Visiting someplace for the first time can be intimidating, especially in a city like Bangkok which is known for its urban sprawl, incessant traffic, heat and humidity and an always ‘on’ energy. One’s first visit to this city can be overwhelming due to sensory overload. However, with some proper planning combined with a sense of adventure, visiting Bangkok will be a safe, memorable, enjoyable and fun experience.
Visitors typically arrive in one of two main airports in the city. Suvarnabhumi is the larger and more modern of the two and is Thailand’s primary hub for international flights. Don Muang is the older and smaller airport serving primarily domestic flights but also regional international destinations. Both airports are serviced by public rail, operating 365 days a year from 530AM until midnight, providing quick, affordable and easy access into the center of the city. Flights, trains, buses, and ferries within Thailand (as well as other destinations) can be booked with 12Go.
Two important services are available in each of the airports: Money exchange/ATM machines and vendors selling sim cards (physical and eSim). Data plans are reasonably priced and are available for short or longer stays. We recommend visiting an ATM to withdraw a small amount of money for basic early trip necessities.
The best exchange rate for those staying longer or desire more money is the main branch of Super Rich Money Exchange next to Bangkok City Inn on Rajdamri Road, near the massive Central World shopping complex. They also maintain numerous branches throughout the city including at some of the Skytrain stops but the rates at these locations are not as lucrative.
Where to Stay
Hotels are located throughout the city; however, we recommend staying in one of four primary parts of Bangkok.

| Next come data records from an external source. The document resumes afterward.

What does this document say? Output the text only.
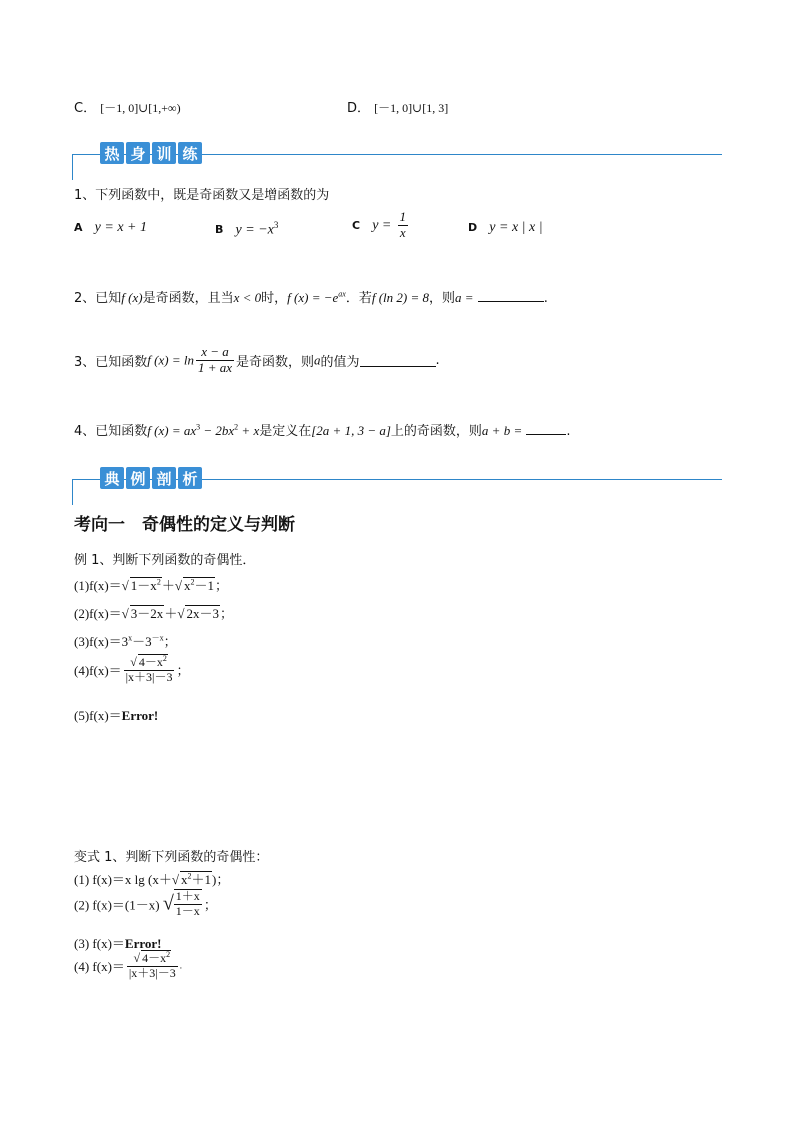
C． [－1, 0]∪[1,+∞)	D． [－1, 0]∪[1, 3]
热 身 训 练
1、下列函数中，既是奇函数又是增函数的为
A y = x + 1	B $y = -x^3$	C $y = \frac{1}{x}$	D y = x | x |
2、已知f (x)是奇函数，且当x < 0时，f $(x) = -e^{ax}$．若f (ln 2) = 8，则a =	.
3、已知函数f $(x) = \ln \frac{x - a}{1 + ax}$ 是奇函数，则a的值为	.
4、已知函数f $(x) = ax^3 - 2bx^2 + x$是定义在[2a + 1, 3 − a]上的奇函数，则a + b =	.
典 例 剖 析
考向一　奇偶性的定义与判断
例 1、判断下列函数的奇偶性．
(1)f(x)＝√ $1-x^2+√$ $x^2-1$；
(2)f(x)＝√ 3－2x＋√ 2x－3；
$(3)f(x)=3^x-3^{-x}$；
$(4)f(x)= \frac{√ 4-x^2}{|x+3|-3}$ ；
(5)f(x)＝Error!
变式 1、判断下列函数的奇偶性：
(1) f(x)＝x lg (x＋√ $x^2+1$)；
(2) f(x)＝(1－x) √ $\frac{1+x}{1-x}$ ；
(3) f(x)＝Error!
(4) $f(x)= \frac{√ 4-x^2}{|x+3|-3}$ .
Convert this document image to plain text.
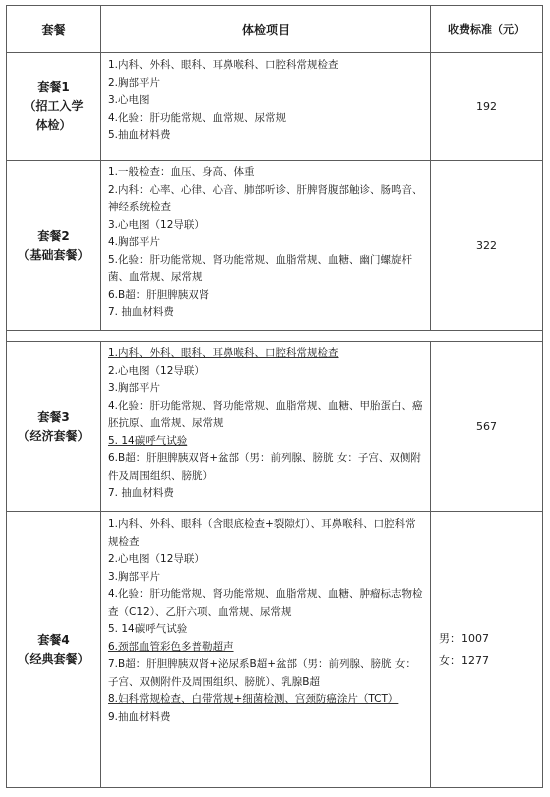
套餐	体检项目	收费标准（元）
套餐1
（招工入学体检）
1.内科、外科、眼科、耳鼻喉科、口腔科常规检查
2.胸部平片
3.心电图
4.化验：肝功能常规、血常规、尿常规
5.抽血材料费
192
套餐2
（基础套餐）
1.一般检查：血压、身高、体重
2.内科：心率、心律、心音、肺部听诊、肝脾肾腹部触诊、肠鸣音、神经系统检查
3.心电图（12导联）
4.胸部平片
5.化验：肝功能常规、肾功能常规、血脂常规、血糖、幽门螺旋杆菌、血常规、尿常规
6.B超：肝胆脾胰双肾
7. 抽血材料费
322
套餐3
（经济套餐）
1.内科、外科、眼科、耳鼻喉科、口腔科常规检查
2.心电图（12导联）
3.胸部平片
4.化验：肝功能常规、肾功能常规、血脂常规、血糖、甲胎蛋白、癌胚抗原、血常规、尿常规
5. 14碳呼气试验
6.B超：肝胆脾胰双肾+盆部（男：前列腺、膀胱 女：子宫、双侧附件及周围组织、膀胱）
7. 抽血材料费
567
套餐4
（经典套餐）
1.内科、外科、眼科（含眼底检查+裂隙灯）、耳鼻喉科、口腔科常规检查
2.心电图（12导联）
3.胸部平片
4.化验：肝功能常规、肾功能常规、血脂常规、血糖、肿瘤标志物检查（C12）、乙肝六项、血常规、尿常规
5. 14碳呼气试验
6.颈部血管彩色多普勒超声
7.B超：肝胆脾胰双肾+泌尿系B超+盆部（男：前列腺、膀胱 女：子宫、双侧附件及周围组织、膀胱）、乳腺B超
8.妇科常规检查、白带常规+细菌检测、宫颈防癌涂片（TCT）
9.抽血材料费
男：1007
女：1277
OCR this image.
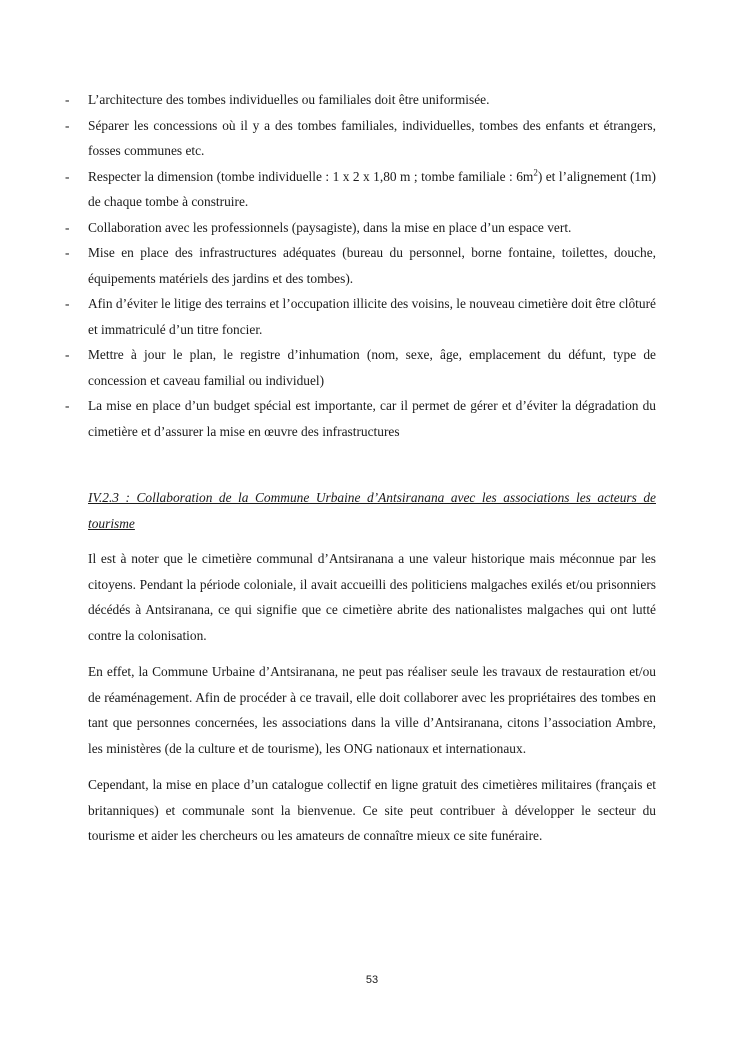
- L’architecture des tombes individuelles ou familiales doit être uniformisée.
- Séparer les concessions où il y a des tombes familiales, individuelles, tombes des enfants et étrangers, fosses communes etc.
- Respecter la dimension (tombe individuelle : 1 x 2 x 1,80 m ; tombe familiale : $6m^2$) et l’alignement (1m) de chaque tombe à construire.
- Collaboration avec les professionnels (paysagiste), dans la mise en place d’un espace vert.
- Mise en place des infrastructures adéquates (bureau du personnel, borne fontaine, toilettes, douche, équipements matériels des jardins et des tombes).
- Afin d’éviter le litige des terrains et l’occupation illicite des voisins, le nouveau cimetière doit être clôturé et immatriculé d’un titre foncier.
- Mettre à jour le plan, le registre d’inhumation (nom, sexe, âge, emplacement du défunt, type de concession et caveau familial ou individuel)
- La mise en place d’un budget spécial est importante, car il permet de gérer et d’éviter la dégradation du cimetière et d’assurer la mise en œuvre des infrastructures

IV.2.3 : Collaboration de la Commune Urbaine d’Antsiranana avec les associations les acteurs de tourisme

Il est à noter que le cimetière communal d’Antsiranana a une valeur historique mais méconnue par les citoyens. Pendant la période coloniale, il avait accueilli des politiciens malgaches exilés et/ou prisonniers décédés à Antsiranana, ce qui signifie que ce cimetière abrite des nationalistes malgaches qui ont lutté contre la colonisation.

En effet, la Commune Urbaine d’Antsiranana, ne peut pas réaliser seule les travaux de restauration et/ou de réaménagement. Afin de procéder à ce travail, elle doit collaborer avec les propriétaires des tombes en tant que personnes concernées, les associations dans la ville d’Antsiranana, citons l’association Ambre, les ministères (de la culture et de tourisme), les ONG nationaux et internationaux.

Cependant, la mise en place d’un catalogue collectif en ligne gratuit des cimetières militaires (français et britanniques) et communale sont la bienvenue. Ce site peut contribuer à développer le secteur du tourisme et aider les chercheurs ou les amateurs de connaître mieux ce site funéraire.

53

Lower Sukhumvit features loads of nightlife, massage parlors, restaurants, and street food. There is no shortage of energy here, day and night. And this part of the city offers a wide variety of accommodation for all budgets. And it is easy to get around as The Skytrain services numerous stops.

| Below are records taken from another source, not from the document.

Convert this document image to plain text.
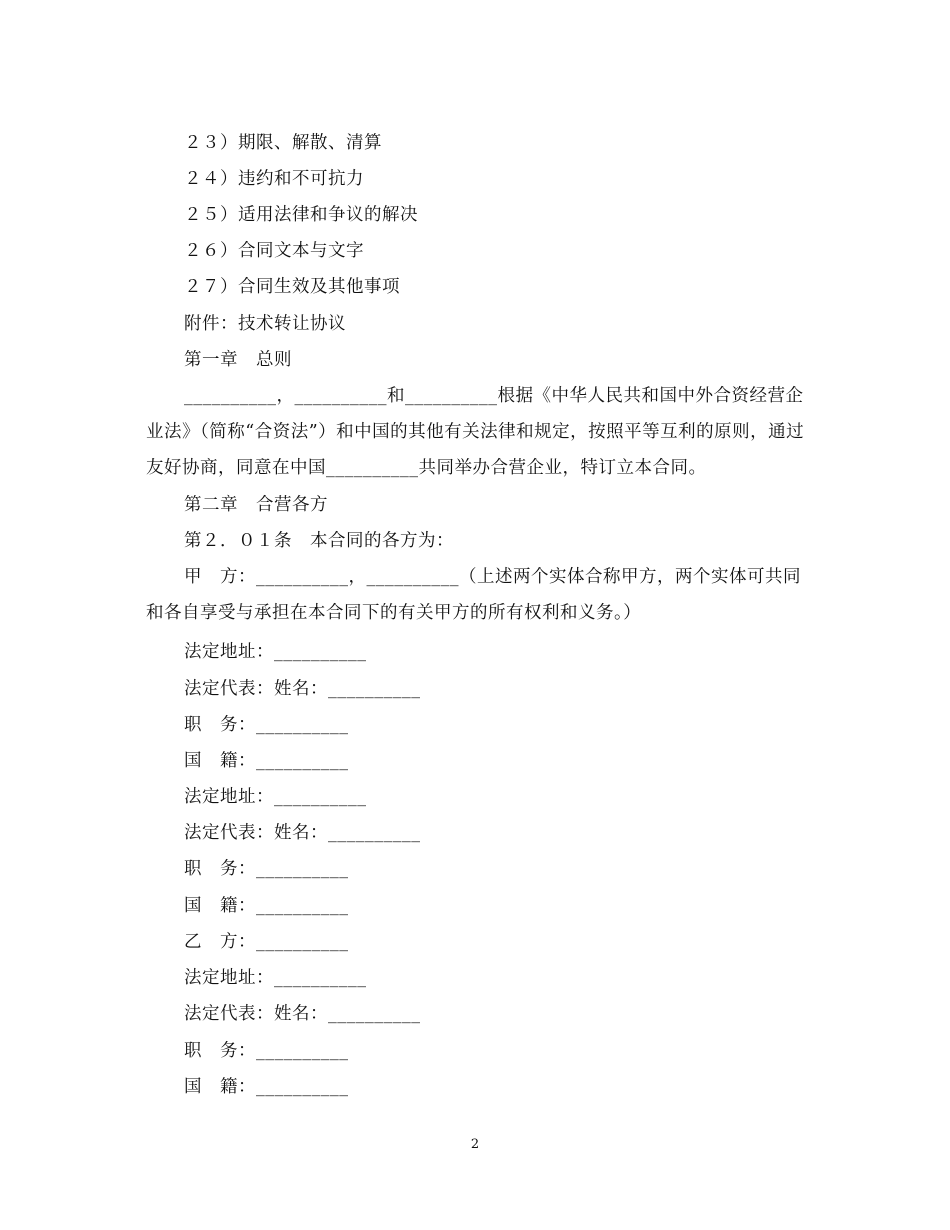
２３）期限、解散、清算
２４）违约和不可抗力
２５）适用法律和争议的解决
２６）合同文本与文字
２７）合同生效及其他事项
附件：技术转让协议
第一章　总则
__________，__________和__________根据《中华人民共和国中外合资经营企业法》（简称“合资法”）和中国的其他有关法律和规定，按照平等互利的原则，通过友好协商，同意在中国__________共同举办合营企业，特订立本合同。
第二章　合营各方
第２．０１条　本合同的各方为：
甲　方：__________，__________（上述两个实体合称甲方，两个实体可共同和各自享受与承担在本合同下的有关甲方的所有权利和义务。）
法定地址：__________
法定代表：姓名：__________
职　务：__________
国　籍：__________
法定地址：__________
法定代表：姓名：__________
职　务：__________
国　籍：__________
乙　方：__________
法定地址：__________
法定代表：姓名：__________
职　务：__________
国　籍：__________
2
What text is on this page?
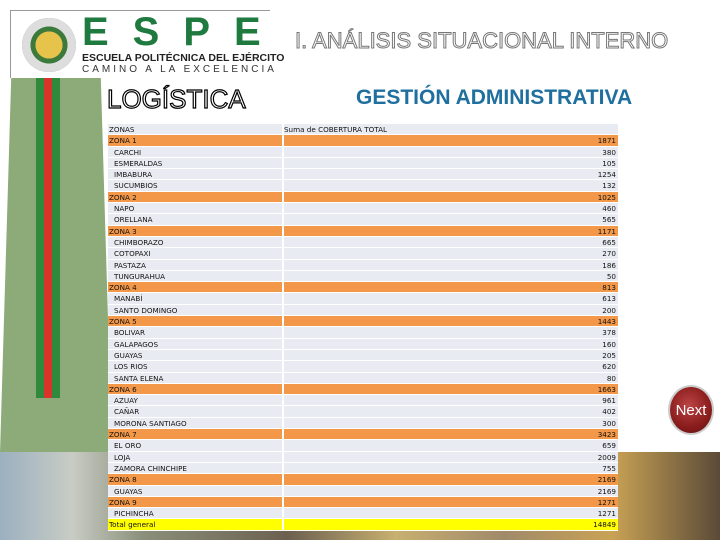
ESPE
ESCUELA POLITÉCNICA DEL EJÉRCITO
CAMINO A LA EXCELENCIA
I. ANÁLISIS SITUACIONAL INTERNO
LOGÍSTICA	GESTIÓN ADMINISTRATIVA
ZONAS	Suma de COBERTURA TOTAL
ZONA 1	1871
CARCHI	380
ESMERALDAS	105
IMBABURA	1254
SUCUMBIOS	132
ZONA 2	1025
NAPO	460
ORELLANA	565
ZONA 3	1171
CHIMBORAZO	665
COTOPAXI	270
PASTAZA	186
TUNGURAHUA	50
ZONA 4	813
MANABÍ	613
SANTO DOMINGO	200
ZONA 5	1443
BOLIVAR	378
GALAPAGOS	160
GUAYAS	205
LOS RIOS	620
SANTA ELENA	80
ZONA 6	1663
AZUAY	961
CAÑAR	402
MORONA SANTIAGO	300
ZONA 7	3423
EL ORO	659
LOJA	2009
ZAMORA CHINCHIPE	755
ZONA 8	2169
GUAYAS	2169
ZONA 9	1271
PICHINCHA	1271
Total general	14849
Next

Silom is the heart of the financial district in Bangkok and tends to be a bit quieter than other parts of the city. Dotted with condos and hotels, this part of Bangkok offers plenty of accommodation options for the discerning traveler.

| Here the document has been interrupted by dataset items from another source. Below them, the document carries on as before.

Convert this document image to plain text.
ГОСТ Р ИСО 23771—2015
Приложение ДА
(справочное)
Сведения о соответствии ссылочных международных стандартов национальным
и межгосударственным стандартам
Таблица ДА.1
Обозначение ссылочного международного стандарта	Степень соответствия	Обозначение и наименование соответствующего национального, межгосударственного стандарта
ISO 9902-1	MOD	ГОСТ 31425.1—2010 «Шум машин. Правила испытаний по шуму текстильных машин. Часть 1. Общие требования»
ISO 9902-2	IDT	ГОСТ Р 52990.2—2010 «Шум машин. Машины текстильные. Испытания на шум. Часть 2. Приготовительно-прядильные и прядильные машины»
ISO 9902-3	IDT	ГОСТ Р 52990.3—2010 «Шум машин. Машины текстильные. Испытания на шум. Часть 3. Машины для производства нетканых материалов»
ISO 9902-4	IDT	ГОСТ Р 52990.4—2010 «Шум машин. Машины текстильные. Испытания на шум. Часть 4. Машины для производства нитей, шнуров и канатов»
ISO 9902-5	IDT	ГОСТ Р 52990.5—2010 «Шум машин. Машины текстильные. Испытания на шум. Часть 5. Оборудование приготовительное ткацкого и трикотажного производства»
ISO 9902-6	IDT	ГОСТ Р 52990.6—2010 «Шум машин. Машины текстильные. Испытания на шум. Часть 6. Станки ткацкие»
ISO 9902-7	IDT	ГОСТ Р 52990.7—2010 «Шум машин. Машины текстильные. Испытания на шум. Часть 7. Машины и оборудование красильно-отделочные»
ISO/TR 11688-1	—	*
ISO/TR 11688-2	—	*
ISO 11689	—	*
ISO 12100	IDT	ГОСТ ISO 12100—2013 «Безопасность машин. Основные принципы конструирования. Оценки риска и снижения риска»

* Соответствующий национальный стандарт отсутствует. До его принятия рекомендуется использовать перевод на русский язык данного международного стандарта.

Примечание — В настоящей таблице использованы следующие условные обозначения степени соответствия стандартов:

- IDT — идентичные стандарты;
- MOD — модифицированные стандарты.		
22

Chao Praya River offers some of the best hotels on the planet, all situated near or along the banks of the river. This part of the city always looks and feels the most exotic with boats and ferries making their way along the river framed by gleaming golden temples. Some of the top hotels here include the historical and iconic Mandarin Oriental Hotel, the Peninsula Bangkok and the Shangri-La Bangkok.
Khao San Road is known for its budget accommodations and attracting a diversity of backpackers from around the world. A stay on Khao San Road or nearby is a great way to meet fellow travelers.
Bangkok has two well developed public transportation systems – an underground metro and the Skytrain. Both systems connect to each other and are an integral, cheap and safe way to explore the city.
While ride sharing apps dominate many major cities, they have never replaced taxis in Bangkok. Taxis are cheap and easy to find throughout the city. A green light in the front window means they are accepting passengers, a red light means they are not. Always make sure the driver turns the meter on (starts at 35 baht) and around prominent tourist areas, never request a stopped taxi as they often try to take advantage of tourists by charging higher rates. Tuk tuks are three wheel vehicles covered with a roof but open on all sides. These are common in Bangkok, and like taxis, only request a moving Tuk tuk.
Do people speak English in Bangkok? Yes and no. Most people who work in the tourism industry will speak enough English to get by. Some taxi drivers do, others are more limited in their vocabulary. We always recommend using Google Translate to help facilitate conversation.
Some of the more iconic, oldest and largest temples are located along Chao Praya River including the Grand Palace, Wat Po and Wat Arun. We recommend visits to these in the early morning to avoid some of the crowds which invariably gather regardless of the time of year or time of day. But Bangkok has hundreds of other temples, many of them little visited by tourists. Of the more than 100 we have personally visited and written about in Bangkok, some of our other favorites are: Wat Bench Amabophit, Wat Khun Chan (Jan) Waramattaya, Wat Mahabut, Wat Mangkon Kamalawat and Wat Prayurawongsawas Waraviharn.
Massage businesses are seemingly everywhere in parts of Bangkok. And they are inexpensive! One of our favorite activities especially immediately after a long flight and in a jet lagged state is to get a 2 hour foot massage. We are sleeping within the first 5 minutes.
Thai food is among some of the most flavorful cuisines on the planet with its diversity of intense ingredients, hot chili peppers and other spices. Street food is common and is often just as good as food from a restaurant; for those who have weaker stomach, use general caution when purchasing foods (i.e. make sure it’s well cooked).
Night markets are very popular, with new ones opening every year. They often offer a variety of products including hand crafted items and a diversity of food and drink. Floating markets are generally held on the weekends during the day.
We recommend at least a few days to explore Bangkok. The first day may be overwhelming, you may be recovering from jet lag and you may want to leave; don’t leave! The second day you will start getting used to the city’s energetic vibe and by day three or four you will be falling in love with its unique environment and experiences.